In a different physiological pathway, a sudden stimulus, like an unexpected minor injury, can cause overstimulation of the vagus nerve, a major component of the ANS. Overactivation of this nerve causes a profound and sudden slowing of the heart rate. This temporary reduction of blood flow to the brain is enough to cause a brief fainting episode.

The Two Primary Types of Breath Holding Spells

BHS are clinically categorized into two main types. The most common is the cyanotic spell, accounting for about 85% of all occurrences, typically triggered by emotional upset, anger, or frustration.

The cyanotic spell begins with the child crying or screaming, then suddenly stopping their breath and turning blue or purplish, especially around the lips and face. This discoloration results from the temporary lack of oxygen in the bloodstream. The child may become limp or rigid and lose consciousness for under a minute before automatically resuming breathing and waking up.

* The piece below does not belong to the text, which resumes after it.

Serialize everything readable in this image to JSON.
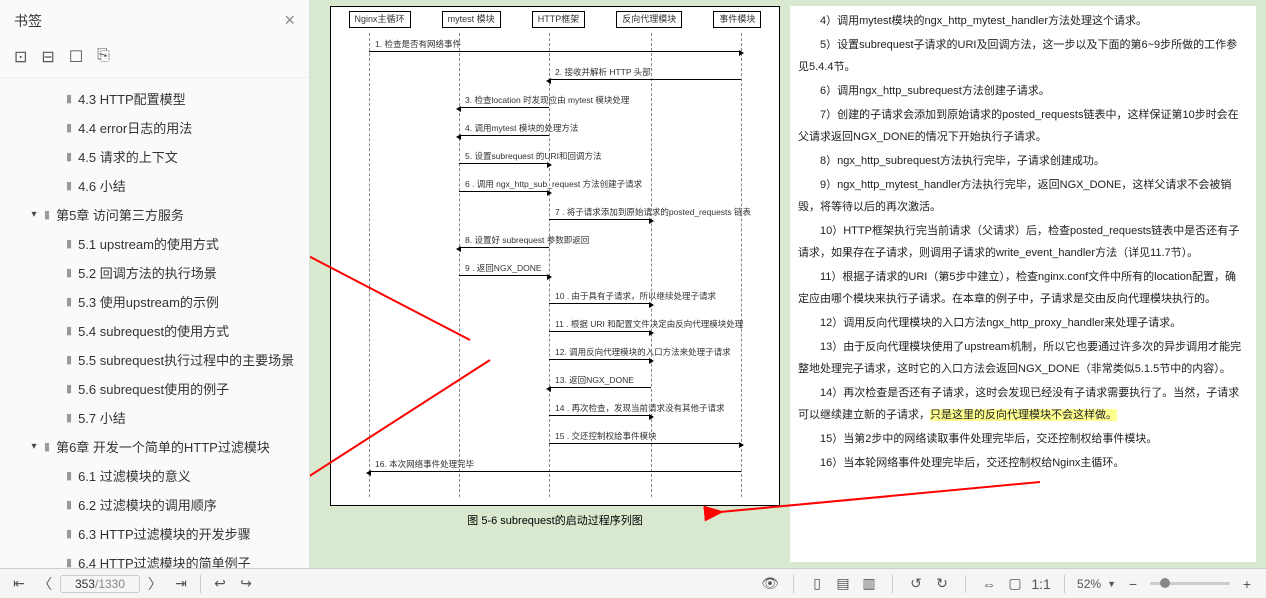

The second type is the pallid spell, which is less common and often triggered by a sudden painful event or fright. This type is primarily a vasovagal response, where the vagus nerve severely slows the heart rate. The pallid spell is characterized by the child turning noticeably pale or gray, becoming limp, and losing consciousness very rapidly, sometimes with little preceding cry. Due to the sudden reduction in blood flow to the brain, the pallid spell can sometimes be mistaken for a seizure.

Underlying Factors That Increase Susceptibility

While intense emotion or pain serves as the immediate trigger, certain underlying factors can increase a child’s predisposition to experiencing breath-holding spells. A significant factor is the presence of iron deficiency anemia, a condition where the body does not have enough iron to produce an adequate number of oxygen-carrying red blood cells. Studies suggest that iron deficiency, even without full-blown anemia, is frequently associated with an increased frequency of spells.

Iron is thought to play a role in the neurological system, and its deficiency may increase the susceptibility of the brain’s control centers to the physiological changes that trigger a spell. Treating the iron deficiency with supplementation has been shown to significantly reduce the frequency of spells. Beyond nutritional status, there is a strong hereditary component, with approximately 16% to 25% of children with BHS having a family history of the spells, suggesting a genetic predisposition.

Distinguishing Breath Holding Spells From Other Conditions

The dramatic nature of a breath-holding spell often leads parents to worry about more serious underlying conditions, such as epilepsy or cardiac issues. A defining characteristic of BHS is the presence of an emotional or painful trigger immediately preceding the event. Unlike a seizure, a breath-holding spell is typically brief, lasting less than a minute, and the child returns to their normal state without a period of post-event confusion or drowsiness.

Certain “red flags” in a child’s presentation would suggest a cause other than a benign breath-holding spell, warranting further medical investigation:

  • Episodes that occur without any clear trigger.
  • Spells that begin before six months of age.
  • Spells that continue past age six.
  • An episode involving prolonged unconsciousness or other neurological symptoms.

An episode involving prolonged unconsciousness or one accompanied by other neurological symptoms also suggests the need to rule out conditions like cardiac arrhythmias. An electrocardiogram (ECG) is often used to ensure the spells are not the manifestation of a rare, underlying heart rhythm disorder.